Find the intersection of 2 circles

Answer 1

Circle with point A(Xa,Ya) with radius m
Circle with point B(Xb,Yb) with radius n
Point P(x,y) is where A and B intersect
find the point(s) of intersection

Answer 2

So basically, we have:
(x-Xa)^2+(y-Ya)^2=m^2
(x-Xb)^2+(y-Yb)^2=n^2
and we have to solve for x and y.
I kinda get lost at the plus/minus bit

Answer 3

Feel free to change pronumerals to whatev suits u

Answer 4

hmm, one way ... is to find the midpoint and slope between centers;

define the line perp to that going thru the midpoint;

then see where that hits either circle

Answer 5

prolly aint the kosher solution; but its bound to get results

Answer 6

Yeah, kinda looking to extending this out to find the intersection between 3 circles (triangulation)

Answer 7

or .....

take waht you have, subtract the m^2 and n^2 from the sides to get them both equal to zero

then equate the 2 and see what simplifies

Answer 8

(x-Xa)^2+ (y-Ya)^2 - m^2
-(x-Xb)^2 - (y-Yb)^2 + n^2
--------------------------
prolly a linear in the end

Answer 9

best to expand out the ^2 parts tho

Answer 10

hmm... ok will try

Answer 11

ewww ...... either i did something horribly wrong; or my first thought was way better lol

Answer 12

is pts A and B centers of the circles? becasue now that i read it again, its a little vague

Answer 13

Yeah, A and B are the centre of circles

Answer 14

@amistre64, back to your first suggestion, how would finding the midpoint help?

Answer 15

\[(\frac{X_a+X_b}{2},\frac{Y_a+Y_b}{2})\]

Answer 16

this gives us an anchor to place the perp slope on

Answer 17

But why the midpoint?
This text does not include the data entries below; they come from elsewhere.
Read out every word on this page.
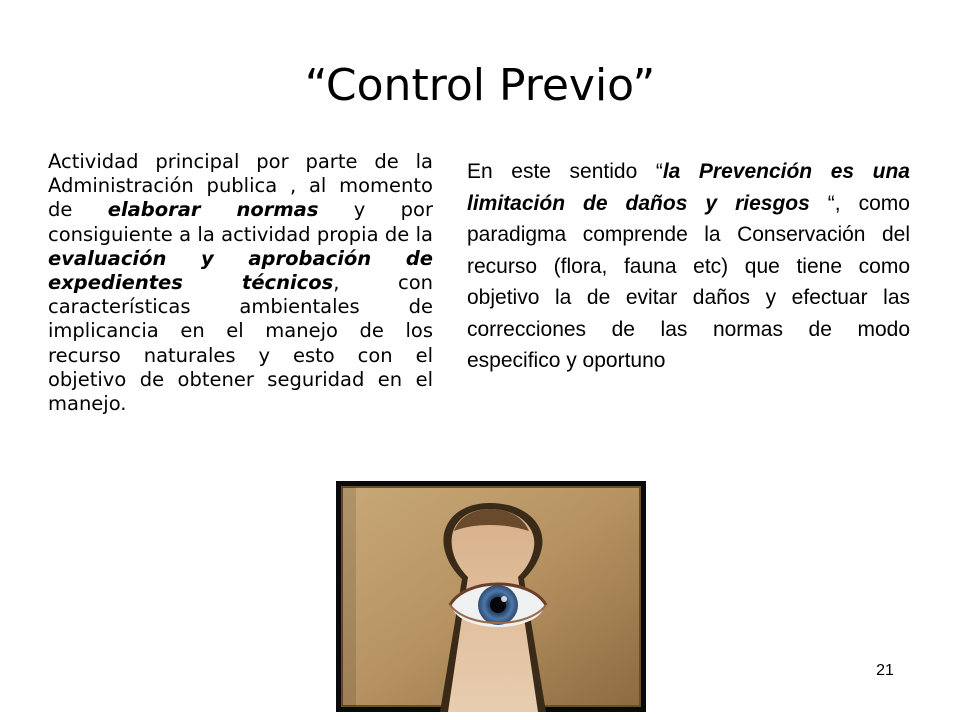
“Control Previo”
Actividad principal por parte de la Administración publica , al momento de elaborar normas y por consiguiente a la actividad propia de la evaluación y aprobación de expedientes técnicos, con características ambientales de implicancia en el manejo de los recurso naturales y esto con el objetivo de obtener seguridad en el manejo.
En este sentido “la Prevención es una limitación de daños y riesgos “, como paradigma comprende la Conservación del recurso (flora, fauna etc) que tiene como objetivo la de evitar daños y efectuar las correcciones de las normas de modo especifico y oportuno
21
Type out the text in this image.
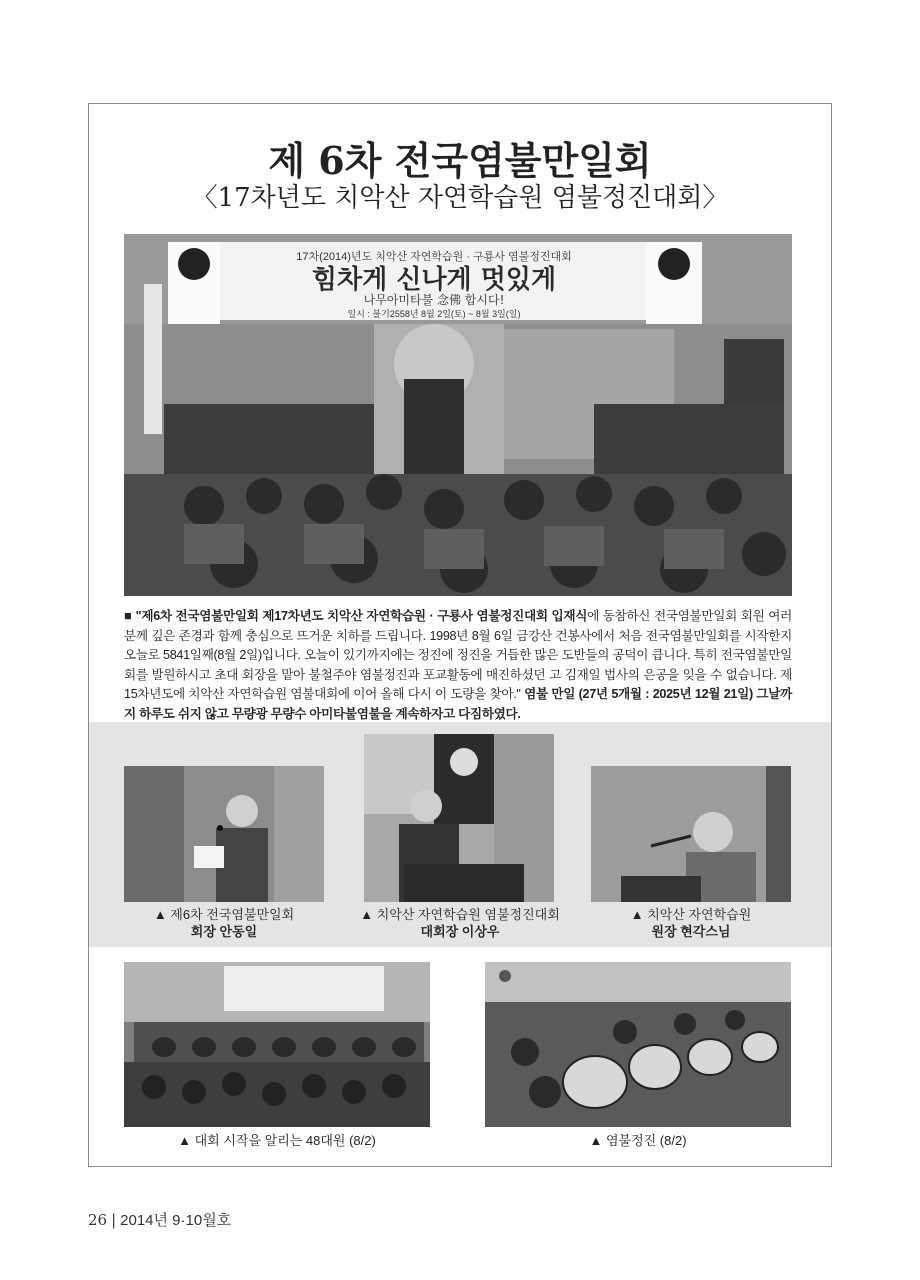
제 6차 전국염불만일회
〈17차년도 치악산 자연학습원 염불정진대회〉
17차(2014)년도 치악산 자연학습원 · 구룡사 염불정진대회
힘차게 신나게 멋있게
나무아미타불 念佛 합시다!
일시 : 불기2558년 8월 2일(토) ~ 8월 3일(일)
■ "제6차 전국염불만일회 제17차년도 치악산 자연학습원 · 구룡사 염불정진대회 입재식에 동참하신 전국염불만일회 회원 여러분께 깊은 존경과 함께 충심으로 뜨거운 치하를 드립니다. 1998년 8월 6일 금강산 건봉사에서 처음 전국염불만일회를 시작한지 오늘로 5841일째(8월 2일)입니다. 오늘이 있기까지에는 정진에 정진을 거듭한 많은 도반들의 공덕이 큽니다. 특히 전국염불만일회를 발원하시고 초대 회장을 맡아 불철주야 염불정진과 포교활동에 매진하셨던 고 김재일 법사의 은공을 잊을 수 없습니다. 제 15차년도에 치악산 자연학습원 염불대회에 이어 올해 다시 이 도량을 찾아." 염불 만일 (27년 5개월 : 2025년 12월 21일) 그날까지 하루도 쉬지 않고 무량광 무량수 아미타불염불을 계속하자고 다짐하였다.
▲ 제6차 전국염불만일회
회장 안동일
▲ 치악산 자연학습원 염불정진대회
대회장 이상우
▲ 치악산 자연학습원
원장 현각스님
▲ 대회 시작을 알리는 48대원 (8/2)	▲ 염불정진 (8/2)
26 | 2014년 9·10월호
Is this significant?

Answer 18

hmm, at first i thought it was ... mighta been a bad notion tho

Answer 19

The midpoint won't necessarily be on the perpendicular though

Answer 20

if the circles aint the same radius; i guess that defeats a midpoint

Answer 21

distance between centers is the base of a triangle; with the radiuses being the other two sides ... might be applicable

Answer 22

essentially you have 2 equations with 2 variables
by graphing the 2 circles you will know if you have 0,1,or 2 solutions
solve this by substitution...solve each equation for y, then set them equal to get x
\[\sqrt{m^{2}-(x-X_a)^{2}} + Y_a = \sqrt{n^{2}-(x-X_b)^{2}}+Y_b\]
from here you can solve for x, there may be no solution
lot of algebra involved